The Assad regime said the inspections in Zamalka and Ein Tarma districts will prove allegations that chemical weapons were used against civilians, including children, were "lies".

But US Secretary Of State John Kerry said chemical weapons had been used and accused President Assad of destroying evidence.

Mr Kerry said the use of chemical weapons was "real and compelling" and that the US and its allies were compiling "additional information" on the suspected attacks.

He said: "For five days the Syrian regime refused to allow the UN investigators access to the site of the attack that would allegedly exonerate them."

"Instead it attacked the area further, shelling it and systematically destroying evidence. That is not the behaviour of a government that has nothing to hide."

White House spokesman Jay Carney added that there was "very little doubt" in the Obama administration's mind that the Syrian government was responsible for using chemical weapons.

The Syrian opposition claims up to 1,300 people were killed, while Doctors Without Borders said 355 people died in hospital from "neurotoxic" symptoms.

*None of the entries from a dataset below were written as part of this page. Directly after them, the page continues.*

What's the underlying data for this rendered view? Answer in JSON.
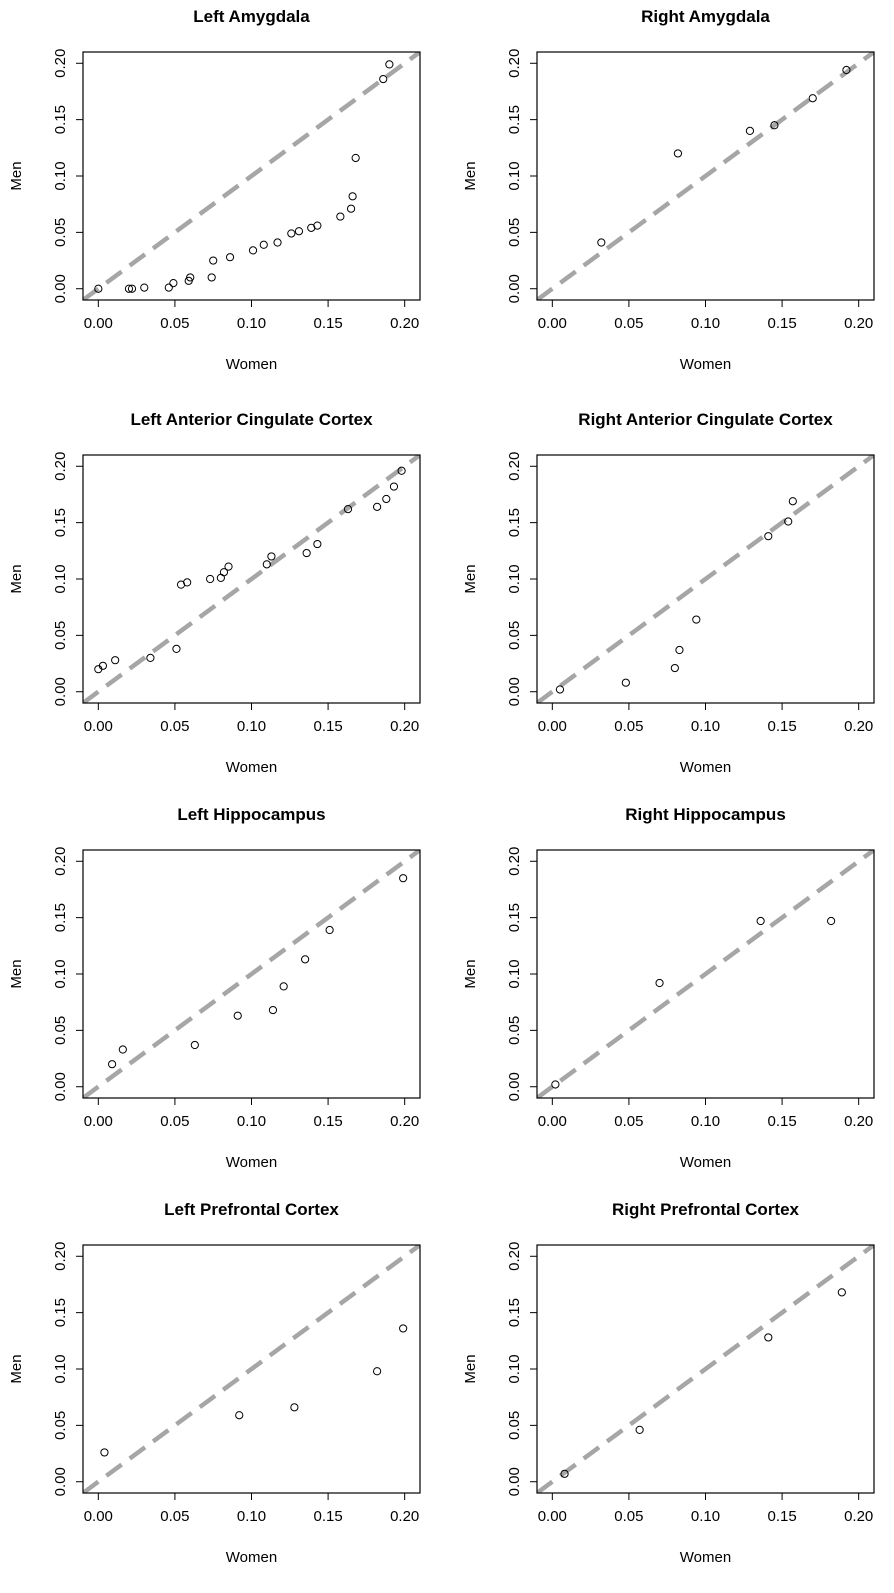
{
  "chart_data": [
    {
      "type": "scatter",
      "title": "Left Amygdala",
      "xlabel": "Women",
      "ylabel": "Men",
      "xlim": [
        -0.01,
        0.21
      ],
      "ylim": [
        -0.01,
        0.21
      ],
      "xticks": [
        "0.00",
        "0.05",
        "0.10",
        "0.15",
        "0.20"
      ],
      "yticks": [
        "0.00",
        "0.05",
        "0.10",
        "0.15",
        "0.20"
      ],
      "reference_line": "y = x (dashed grey)",
      "points": [
        [
          0.0,
          0.0
        ],
        [
          0.02,
          0.0
        ],
        [
          0.022,
          0.0
        ],
        [
          0.03,
          0.001
        ],
        [
          0.046,
          0.001
        ],
        [
          0.049,
          0.005
        ],
        [
          0.059,
          0.007
        ],
        [
          0.06,
          0.01
        ],
        [
          0.074,
          0.01
        ],
        [
          0.075,
          0.025
        ],
        [
          0.086,
          0.028
        ],
        [
          0.101,
          0.034
        ],
        [
          0.108,
          0.039
        ],
        [
          0.117,
          0.041
        ],
        [
          0.126,
          0.049
        ],
        [
          0.131,
          0.051
        ],
        [
          0.139,
          0.054
        ],
        [
          0.143,
          0.056
        ],
        [
          0.158,
          0.064
        ],
        [
          0.165,
          0.071
        ],
        [
          0.166,
          0.082
        ],
        [
          0.168,
          0.116
        ],
        [
          0.186,
          0.186
        ],
        [
          0.19,
          0.199
        ]
      ]
    },
    {
      "type": "scatter",
      "title": "Right Amygdala",
      "xlabel": "Women",
      "ylabel": "Men",
      "xlim": [
        -0.01,
        0.21
      ],
      "ylim": [
        -0.01,
        0.21
      ],
      "xticks": [
        "0.00",
        "0.05",
        "0.10",
        "0.15",
        "0.20"
      ],
      "yticks": [
        "0.00",
        "0.05",
        "0.10",
        "0.15",
        "0.20"
      ],
      "reference_line": "y = x (dashed grey)",
      "points": [
        [
          0.032,
          0.041
        ],
        [
          0.082,
          0.12
        ],
        [
          0.129,
          0.14
        ],
        [
          0.145,
          0.145
        ],
        [
          0.17,
          0.169
        ],
        [
          0.192,
          0.194
        ]
      ]
    },
    {
      "type": "scatter",
      "title": "Left Anterior Cingulate Cortex",
      "xlabel": "Women",
      "ylabel": "Men",
      "xlim": [
        -0.01,
        0.21
      ],
      "ylim": [
        -0.01,
        0.21
      ],
      "xticks": [
        "0.00",
        "0.05",
        "0.10",
        "0.15",
        "0.20"
      ],
      "yticks": [
        "0.00",
        "0.05",
        "0.10",
        "0.15",
        "0.20"
      ],
      "reference_line": "y = x (dashed grey)",
      "points": [
        [
          0.0,
          0.02
        ],
        [
          0.003,
          0.023
        ],
        [
          0.011,
          0.028
        ],
        [
          0.034,
          0.03
        ],
        [
          0.051,
          0.038
        ],
        [
          0.054,
          0.095
        ],
        [
          0.058,
          0.097
        ],
        [
          0.073,
          0.1
        ],
        [
          0.08,
          0.101
        ],
        [
          0.082,
          0.106
        ],
        [
          0.085,
          0.111
        ],
        [
          0.11,
          0.113
        ],
        [
          0.113,
          0.12
        ],
        [
          0.136,
          0.123
        ],
        [
          0.143,
          0.131
        ],
        [
          0.163,
          0.162
        ],
        [
          0.182,
          0.164
        ],
        [
          0.188,
          0.171
        ],
        [
          0.193,
          0.182
        ],
        [
          0.198,
          0.196
        ]
      ]
    },
    {
      "type": "scatter",
      "title": "Right Anterior Cingulate Cortex",
      "xlabel": "Women",
      "ylabel": "Men",
      "xlim": [
        -0.01,
        0.21
      ],
      "ylim": [
        -0.01,
        0.21
      ],
      "xticks": [
        "0.00",
        "0.05",
        "0.10",
        "0.15",
        "0.20"
      ],
      "yticks": [
        "0.00",
        "0.05",
        "0.10",
        "0.15",
        "0.20"
      ],
      "reference_line": "y = x (dashed grey)",
      "points": [
        [
          0.005,
          0.002
        ],
        [
          0.048,
          0.008
        ],
        [
          0.08,
          0.021
        ],
        [
          0.083,
          0.037
        ],
        [
          0.094,
          0.064
        ],
        [
          0.141,
          0.138
        ],
        [
          0.154,
          0.151
        ],
        [
          0.157,
          0.169
        ]
      ]
    },
    {
      "type": "scatter",
      "title": "Left Hippocampus",
      "xlabel": "Women",
      "ylabel": "Men",
      "xlim": [
        -0.01,
        0.21
      ],
      "ylim": [
        -0.01,
        0.21
      ],
      "xticks": [
        "0.00",
        "0.05",
        "0.10",
        "0.15",
        "0.20"
      ],
      "yticks": [
        "0.00",
        "0.05",
        "0.10",
        "0.15",
        "0.20"
      ],
      "reference_line": "y = x (dashed grey)",
      "points": [
        [
          0.009,
          0.02
        ],
        [
          0.016,
          0.033
        ],
        [
          0.063,
          0.037
        ],
        [
          0.091,
          0.063
        ],
        [
          0.114,
          0.068
        ],
        [
          0.121,
          0.089
        ],
        [
          0.135,
          0.113
        ],
        [
          0.151,
          0.139
        ],
        [
          0.199,
          0.185
        ]
      ]
    },
    {
      "type": "scatter",
      "title": "Right Hippocampus",
      "xlabel": "Women",
      "ylabel": "Men",
      "xlim": [
        -0.01,
        0.21
      ],
      "ylim": [
        -0.01,
        0.21
      ],
      "xticks": [
        "0.00",
        "0.05",
        "0.10",
        "0.15",
        "0.20"
      ],
      "yticks": [
        "0.00",
        "0.05",
        "0.10",
        "0.15",
        "0.20"
      ],
      "reference_line": "y = x (dashed grey)",
      "points": [
        [
          0.002,
          0.002
        ],
        [
          0.07,
          0.092
        ],
        [
          0.136,
          0.147
        ],
        [
          0.182,
          0.147
        ]
      ]
    },
    {
      "type": "scatter",
      "title": "Left Prefrontal Cortex",
      "xlabel": "Women",
      "ylabel": "Men",
      "xlim": [
        -0.01,
        0.21
      ],
      "ylim": [
        -0.01,
        0.21
      ],
      "xticks": [
        "0.00",
        "0.05",
        "0.10",
        "0.15",
        "0.20"
      ],
      "yticks": [
        "0.00",
        "0.05",
        "0.10",
        "0.15",
        "0.20"
      ],
      "reference_line": "y = x (dashed grey)",
      "points": [
        [
          0.004,
          0.026
        ],
        [
          0.092,
          0.059
        ],
        [
          0.128,
          0.066
        ],
        [
          0.182,
          0.098
        ],
        [
          0.199,
          0.136
        ]
      ]
    },
    {
      "type": "scatter",
      "title": "Right Prefrontal Cortex",
      "xlabel": "Women",
      "ylabel": "Men",
      "xlim": [
        -0.01,
        0.21
      ],
      "ylim": [
        -0.01,
        0.21
      ],
      "xticks": [
        "0.00",
        "0.05",
        "0.10",
        "0.15",
        "0.20"
      ],
      "yticks": [
        "0.00",
        "0.05",
        "0.10",
        "0.15",
        "0.20"
      ],
      "reference_line": "y = x (dashed grey)",
      "points": [
        [
          0.008,
          0.007
        ],
        [
          0.057,
          0.046
        ],
        [
          0.141,
          0.128
        ],
        [
          0.189,
          0.168
        ]
      ]
    }
  ],
  "colors": {
    "reference_line": "#a6a6a6",
    "points": "#000000",
    "frame": "#000000"
  }
}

Mr Ban said the people of Syria deserved to know the truth, adding: "We cannot allow impunity in what appears to be a grave crime against humanity."

The international community continues to consider its response to the crisis, with Foreign Secretary William Hague warning military action may be the only remaining option.

Mr Cameron will chair of a meeting of the UK's National Security Committee on Wednesday after discussing the crisis with President Putin by telephone, Downing Street confirmed.

Mr Putin disagreed with Mr Cameron's assertion that there was "little doubt" the attack was carried out by the Syrian regime, according to a spokesman.

Meanwhile, French politicians are preparing to meet "in the coming days" to decide whether to respond with force, according to the country's foreign minister Laurent Fabius.

There is mounting speculation that France, together with Britain and the US, could back limited airstrikes to demonstrate that deployment of chemical weapons will not be tolerated.

However, Mr Assad said military intervention by the US would fail.

"Failure awaits the United States as in all previous wars it has unleashed," the Syrian president said in an interview with Russian newspaper Izvestia.

Describing the chemical weapons accusations as "nonsense", Mr Assad added: "Would any state use chemical or any other weapons of mass destruction in a place where its own forces are concentrated? That would go against elementary logic.

"Accusations of this kind are entirely political and the reason for them is the government forces' series of victories over the terrorists."

Mr Assad received backing from two of his main allies, with Russia's Foreign Minister Sergei Lavrov warning that the use of force without a UN mandate would violate international law.

Urging the West not to go down a "dangerous path", he said: "If anybody thinks that bombing and destroying the Syrian military infrastructure, and leaving the battlefield for the opponents of the regime to win, would end everything - that is an illusion."

Meanwhile, Iran's Supreme Leader Ayatollah Ali Khamenei blamed countries outside the Middle East for the turmoil and said states in the region backing the Syrian opposition would be damaged by the conflict.

"The main reason behind the status quo in the region is interference from outside the region," the state news agency Fars quoted Khamenei as saying in a meeting with Oman's Sultan Qaboos.